Przejdź do treści
Reklama
Reklama
Klasyki Polityki

Brakujące ogniwo inscenizacji

Polscy rekonstruktorzy Waffen SS. Żeby była bitwa, ktoś musi być Niemcem

Jacek Drejerski, ps. Jorg Drejer Jacek Drejerski, ps. Jorg Drejer Jacek Łagowski
Polskich rekonstruktorów formacji wojsk niemieckich uwiera społeczne niezrozumienie. Przecież, żeby była bitwa, ktoś musi być Niemcem.
Rekonstruktorów wojsk niemieckich bardziej niż brak chwały uwiera jednak społeczne niezrozumienie.Jacek Łagowski Rekonstruktorów wojsk niemieckich bardziej niż brak chwały uwiera jednak społeczne niezrozumienie.

Na nieczynnym poligonie pod Toruniem polskie mundury z drugiej wojny światowej przeplatają się z sowieckimi i hitlerowskimi. Rosjanie poćwiczą walkę w otwartym terenie, Niemcy potrenują w okopach. Po południu spotkają się na wspólnej bitwie. Tym razem będzie lajtowo – tylko zabawy taktyczne. Nie to co w czerwcu ubiegłego roku. Na manewrach à la Barbarossa pod Opolem rekonstruktorzy szli 20 km w upale, objuczeni skrzynkami z amunicją – jakieś 30 kg na plecach. Po całym dniu niektórzy zdejmowali buty razem ze skarpetami i pęcherzami na stopach. Za to żołnierski trud był autentyczny.

Zdarzało im się w mrozy spać w szałasie, zatęchłej piwnicy, ziemiance albo na sianie w opuszczonym gospodarstwie.
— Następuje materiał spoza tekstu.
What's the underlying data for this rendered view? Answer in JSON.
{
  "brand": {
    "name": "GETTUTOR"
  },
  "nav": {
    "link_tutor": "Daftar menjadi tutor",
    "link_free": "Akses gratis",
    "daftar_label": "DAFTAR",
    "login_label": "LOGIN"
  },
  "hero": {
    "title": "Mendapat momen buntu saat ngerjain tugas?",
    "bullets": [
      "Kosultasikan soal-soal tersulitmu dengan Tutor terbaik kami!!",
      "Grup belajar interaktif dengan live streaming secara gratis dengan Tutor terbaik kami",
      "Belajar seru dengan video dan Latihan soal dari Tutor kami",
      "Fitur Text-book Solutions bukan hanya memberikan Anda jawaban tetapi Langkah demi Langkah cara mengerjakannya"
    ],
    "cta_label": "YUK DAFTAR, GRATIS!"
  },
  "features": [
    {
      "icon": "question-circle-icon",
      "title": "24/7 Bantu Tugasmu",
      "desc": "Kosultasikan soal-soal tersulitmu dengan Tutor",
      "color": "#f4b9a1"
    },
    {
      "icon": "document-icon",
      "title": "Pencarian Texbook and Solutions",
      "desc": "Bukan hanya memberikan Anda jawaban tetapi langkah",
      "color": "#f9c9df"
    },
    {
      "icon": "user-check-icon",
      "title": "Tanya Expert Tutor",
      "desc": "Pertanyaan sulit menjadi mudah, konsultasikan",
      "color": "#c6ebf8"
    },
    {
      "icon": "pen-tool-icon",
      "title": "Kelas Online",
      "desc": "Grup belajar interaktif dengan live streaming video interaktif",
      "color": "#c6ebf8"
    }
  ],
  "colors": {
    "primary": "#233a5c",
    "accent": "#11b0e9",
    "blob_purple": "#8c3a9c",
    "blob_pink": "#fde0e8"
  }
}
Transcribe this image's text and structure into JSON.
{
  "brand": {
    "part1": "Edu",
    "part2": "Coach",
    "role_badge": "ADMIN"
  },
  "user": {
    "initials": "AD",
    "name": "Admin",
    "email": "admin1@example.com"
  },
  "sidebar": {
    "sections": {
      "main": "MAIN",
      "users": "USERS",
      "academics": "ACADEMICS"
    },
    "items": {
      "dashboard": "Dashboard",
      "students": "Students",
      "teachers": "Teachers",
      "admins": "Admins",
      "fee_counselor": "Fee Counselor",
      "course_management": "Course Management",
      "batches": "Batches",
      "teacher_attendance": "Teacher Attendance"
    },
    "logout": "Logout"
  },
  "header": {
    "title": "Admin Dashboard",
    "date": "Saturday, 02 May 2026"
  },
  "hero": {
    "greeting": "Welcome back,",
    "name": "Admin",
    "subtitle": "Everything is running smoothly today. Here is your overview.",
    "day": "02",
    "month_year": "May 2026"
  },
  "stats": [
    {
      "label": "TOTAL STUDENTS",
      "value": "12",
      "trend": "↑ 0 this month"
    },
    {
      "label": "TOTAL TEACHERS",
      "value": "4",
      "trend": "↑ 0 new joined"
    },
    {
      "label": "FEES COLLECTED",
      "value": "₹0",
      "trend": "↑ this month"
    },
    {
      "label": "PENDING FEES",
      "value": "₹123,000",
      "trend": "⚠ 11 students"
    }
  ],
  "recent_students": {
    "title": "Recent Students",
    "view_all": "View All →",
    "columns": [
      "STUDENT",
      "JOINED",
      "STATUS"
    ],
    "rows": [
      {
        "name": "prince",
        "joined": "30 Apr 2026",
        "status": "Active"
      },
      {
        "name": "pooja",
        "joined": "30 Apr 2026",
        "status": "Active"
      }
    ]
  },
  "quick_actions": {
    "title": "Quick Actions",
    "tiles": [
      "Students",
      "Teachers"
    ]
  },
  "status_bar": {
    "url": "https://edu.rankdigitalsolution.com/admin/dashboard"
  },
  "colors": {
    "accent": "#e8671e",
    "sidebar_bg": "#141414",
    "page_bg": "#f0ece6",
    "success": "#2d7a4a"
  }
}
Kilka grup rekonstrukcyjnych z Europy pojechało do Finlandii, gdzie mieszkali w namiotach w dwumetrowym śniegu przy temperaturze minus 40 st. C. Za okrycia mieli płaszcze i koce jak podczas drugiej wojny światowej, żadnych termoaktywnych ubrań, śpiworów i karimat. – Wiele osób myśli, że rekonstrukcja to przebieranka i zabawa w wojnę. Nie o aktorstwo tutaj chodzi, ale o zrozumienie historii. Chcemy na własnej skórze przekonać się, jak wyglądała codzienność podczas wojny – mówi Przemysław Nowakowski, ps. rekonstrukcyjny Franz Lipke, dowódca w Grupie Rekonstrukcji Historycznej Wiking.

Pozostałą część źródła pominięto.